Calgary Herald

Selena Gomez Stars Dance ★★★ out of five

- — Mike Bell

PoP • In any form, energy is a very finite resource. Which means it should, when at all possible, be reserved and conserved.

With that knowledge is how you should approach the new album from any dance-pop performer such as Selena Gomez — and there is very little to differenti­ate her from the disposable many who there are, who’ve come before and who are yet to even be hatched, save, maybe for a much better marketing machine and a higher profile ex/current flame.

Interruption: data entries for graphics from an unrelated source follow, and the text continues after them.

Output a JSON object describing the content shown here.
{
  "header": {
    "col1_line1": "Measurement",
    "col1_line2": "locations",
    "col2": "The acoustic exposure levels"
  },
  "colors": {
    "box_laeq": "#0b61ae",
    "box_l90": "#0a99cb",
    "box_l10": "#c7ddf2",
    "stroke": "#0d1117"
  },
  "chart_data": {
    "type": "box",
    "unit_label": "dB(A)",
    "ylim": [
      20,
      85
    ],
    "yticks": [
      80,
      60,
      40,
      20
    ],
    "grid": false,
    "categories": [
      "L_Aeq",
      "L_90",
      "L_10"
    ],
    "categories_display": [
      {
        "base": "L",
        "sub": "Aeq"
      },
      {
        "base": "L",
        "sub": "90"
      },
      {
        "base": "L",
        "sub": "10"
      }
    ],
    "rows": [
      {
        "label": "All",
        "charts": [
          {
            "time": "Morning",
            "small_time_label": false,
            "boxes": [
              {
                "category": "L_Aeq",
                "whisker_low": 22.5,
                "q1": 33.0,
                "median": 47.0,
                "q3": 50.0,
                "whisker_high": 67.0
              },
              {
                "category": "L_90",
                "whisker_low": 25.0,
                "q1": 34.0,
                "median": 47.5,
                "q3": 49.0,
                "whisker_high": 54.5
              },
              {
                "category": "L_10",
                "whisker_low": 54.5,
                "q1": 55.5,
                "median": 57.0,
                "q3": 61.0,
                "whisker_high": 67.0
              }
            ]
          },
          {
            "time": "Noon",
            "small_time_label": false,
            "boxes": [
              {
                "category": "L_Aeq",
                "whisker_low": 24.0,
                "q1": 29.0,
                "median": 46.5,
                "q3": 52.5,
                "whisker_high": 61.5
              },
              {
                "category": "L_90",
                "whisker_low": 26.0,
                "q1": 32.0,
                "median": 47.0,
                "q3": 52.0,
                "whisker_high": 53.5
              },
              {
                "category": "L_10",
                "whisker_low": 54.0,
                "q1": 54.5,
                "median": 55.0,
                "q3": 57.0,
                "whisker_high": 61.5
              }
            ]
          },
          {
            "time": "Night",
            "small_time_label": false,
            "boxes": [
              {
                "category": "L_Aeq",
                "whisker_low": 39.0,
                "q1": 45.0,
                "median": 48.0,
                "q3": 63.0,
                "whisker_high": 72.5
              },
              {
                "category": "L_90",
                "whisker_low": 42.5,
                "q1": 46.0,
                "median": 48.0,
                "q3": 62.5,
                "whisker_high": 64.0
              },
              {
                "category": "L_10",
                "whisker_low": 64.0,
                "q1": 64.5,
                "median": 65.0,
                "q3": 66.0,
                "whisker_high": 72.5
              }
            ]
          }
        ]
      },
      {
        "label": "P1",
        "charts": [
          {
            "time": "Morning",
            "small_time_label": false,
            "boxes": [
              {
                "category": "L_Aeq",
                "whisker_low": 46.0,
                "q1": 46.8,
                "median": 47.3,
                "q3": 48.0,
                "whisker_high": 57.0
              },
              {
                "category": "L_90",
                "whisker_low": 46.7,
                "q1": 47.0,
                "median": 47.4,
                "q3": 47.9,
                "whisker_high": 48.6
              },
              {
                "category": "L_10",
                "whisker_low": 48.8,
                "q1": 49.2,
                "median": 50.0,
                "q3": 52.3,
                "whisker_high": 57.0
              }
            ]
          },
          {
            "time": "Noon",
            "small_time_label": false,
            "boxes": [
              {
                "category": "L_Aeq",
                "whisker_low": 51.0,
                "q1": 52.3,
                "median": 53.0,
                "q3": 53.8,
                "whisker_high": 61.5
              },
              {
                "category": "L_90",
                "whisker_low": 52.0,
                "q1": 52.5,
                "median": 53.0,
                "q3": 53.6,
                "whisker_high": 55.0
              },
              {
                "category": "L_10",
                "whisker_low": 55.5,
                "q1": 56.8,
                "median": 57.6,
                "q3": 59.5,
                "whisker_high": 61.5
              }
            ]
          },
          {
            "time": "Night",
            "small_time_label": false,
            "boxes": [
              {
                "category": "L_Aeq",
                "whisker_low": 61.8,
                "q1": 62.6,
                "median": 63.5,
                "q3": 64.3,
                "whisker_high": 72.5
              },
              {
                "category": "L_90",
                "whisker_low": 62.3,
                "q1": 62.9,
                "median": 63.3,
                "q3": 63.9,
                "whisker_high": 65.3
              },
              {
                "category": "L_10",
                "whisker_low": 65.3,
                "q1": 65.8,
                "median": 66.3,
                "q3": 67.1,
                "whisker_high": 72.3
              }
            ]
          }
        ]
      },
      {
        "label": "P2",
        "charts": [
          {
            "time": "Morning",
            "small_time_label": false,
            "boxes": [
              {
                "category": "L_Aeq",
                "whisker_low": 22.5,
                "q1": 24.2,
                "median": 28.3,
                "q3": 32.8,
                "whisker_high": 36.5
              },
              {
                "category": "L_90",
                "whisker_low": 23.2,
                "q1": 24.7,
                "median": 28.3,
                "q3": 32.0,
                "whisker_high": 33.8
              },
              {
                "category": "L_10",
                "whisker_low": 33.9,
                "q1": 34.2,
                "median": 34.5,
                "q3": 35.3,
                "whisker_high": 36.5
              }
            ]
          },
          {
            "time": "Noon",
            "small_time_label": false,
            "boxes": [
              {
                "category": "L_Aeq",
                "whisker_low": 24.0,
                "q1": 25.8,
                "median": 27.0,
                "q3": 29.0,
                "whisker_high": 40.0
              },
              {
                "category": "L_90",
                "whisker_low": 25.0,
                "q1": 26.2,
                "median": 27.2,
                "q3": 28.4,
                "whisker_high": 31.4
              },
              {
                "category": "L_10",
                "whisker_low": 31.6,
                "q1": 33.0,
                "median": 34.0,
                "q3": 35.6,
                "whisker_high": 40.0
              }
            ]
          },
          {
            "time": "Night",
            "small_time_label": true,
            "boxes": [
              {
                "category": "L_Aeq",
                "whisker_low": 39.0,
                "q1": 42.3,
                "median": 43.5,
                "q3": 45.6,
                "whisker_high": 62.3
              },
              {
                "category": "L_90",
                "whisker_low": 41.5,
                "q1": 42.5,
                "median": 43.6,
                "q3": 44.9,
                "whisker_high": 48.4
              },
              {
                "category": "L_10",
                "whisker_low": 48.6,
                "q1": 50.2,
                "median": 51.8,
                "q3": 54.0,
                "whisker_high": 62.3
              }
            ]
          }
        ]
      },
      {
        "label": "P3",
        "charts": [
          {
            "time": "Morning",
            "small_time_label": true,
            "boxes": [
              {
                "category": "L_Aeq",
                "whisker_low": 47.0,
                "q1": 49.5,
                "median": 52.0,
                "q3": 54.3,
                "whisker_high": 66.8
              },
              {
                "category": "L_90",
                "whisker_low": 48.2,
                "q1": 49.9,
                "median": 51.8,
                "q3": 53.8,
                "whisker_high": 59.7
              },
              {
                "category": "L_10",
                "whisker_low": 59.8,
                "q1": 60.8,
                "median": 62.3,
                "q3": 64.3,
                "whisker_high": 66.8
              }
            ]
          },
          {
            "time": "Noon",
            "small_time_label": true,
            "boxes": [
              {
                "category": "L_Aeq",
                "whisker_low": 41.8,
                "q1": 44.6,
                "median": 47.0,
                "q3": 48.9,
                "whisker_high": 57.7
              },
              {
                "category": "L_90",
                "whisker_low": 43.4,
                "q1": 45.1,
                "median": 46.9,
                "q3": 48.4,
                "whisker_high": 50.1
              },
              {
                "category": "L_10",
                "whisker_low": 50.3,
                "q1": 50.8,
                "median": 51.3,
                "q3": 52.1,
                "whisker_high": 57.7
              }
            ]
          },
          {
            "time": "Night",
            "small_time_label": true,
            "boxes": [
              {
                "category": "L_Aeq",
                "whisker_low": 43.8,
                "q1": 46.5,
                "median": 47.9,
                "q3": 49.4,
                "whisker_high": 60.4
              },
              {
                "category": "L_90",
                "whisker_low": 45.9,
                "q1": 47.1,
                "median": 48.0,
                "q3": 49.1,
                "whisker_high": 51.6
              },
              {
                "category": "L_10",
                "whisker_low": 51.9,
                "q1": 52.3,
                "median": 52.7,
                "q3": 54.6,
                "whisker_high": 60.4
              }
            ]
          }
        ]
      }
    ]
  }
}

The point is, there is also very little on the singer’s new release to expend either positive or negative energy on. It’s innocuous g-rated fare that, itself, wastes nothing by way of artistic or creative exertion, putting all of the effort into giving Gomez the most familiar, catchiest but disposably so electro wardrobe to adorn her plainly pretty and infinitely perky pipes in. It’s eclectic but in a fairly narrow parameter: From the sassy, club opener Birthday, which has her coming off like a designated driver, Minipops version of M.I.A.; to the safe, suburban girl take on dancehall with Like A Champion; the chaste, purity ring approximat­ion of Ke$ha on other songs such as B.E.A.T. and Nobody Does It Like You; and tracks such as Write Your Name, which sound like early Madonna without the energy or interest in pushing envelopes or an agenda. And lyrically, well, that, too is something you probably don’t want or need to invest much time in, or at least as little as Gomez and her writers did, offering little clues about who she is or what she thinks about life or love, save that they’re things that people need or want or should have. Well, as long as it doesn’t take too much time, thought, energy or ... whatever.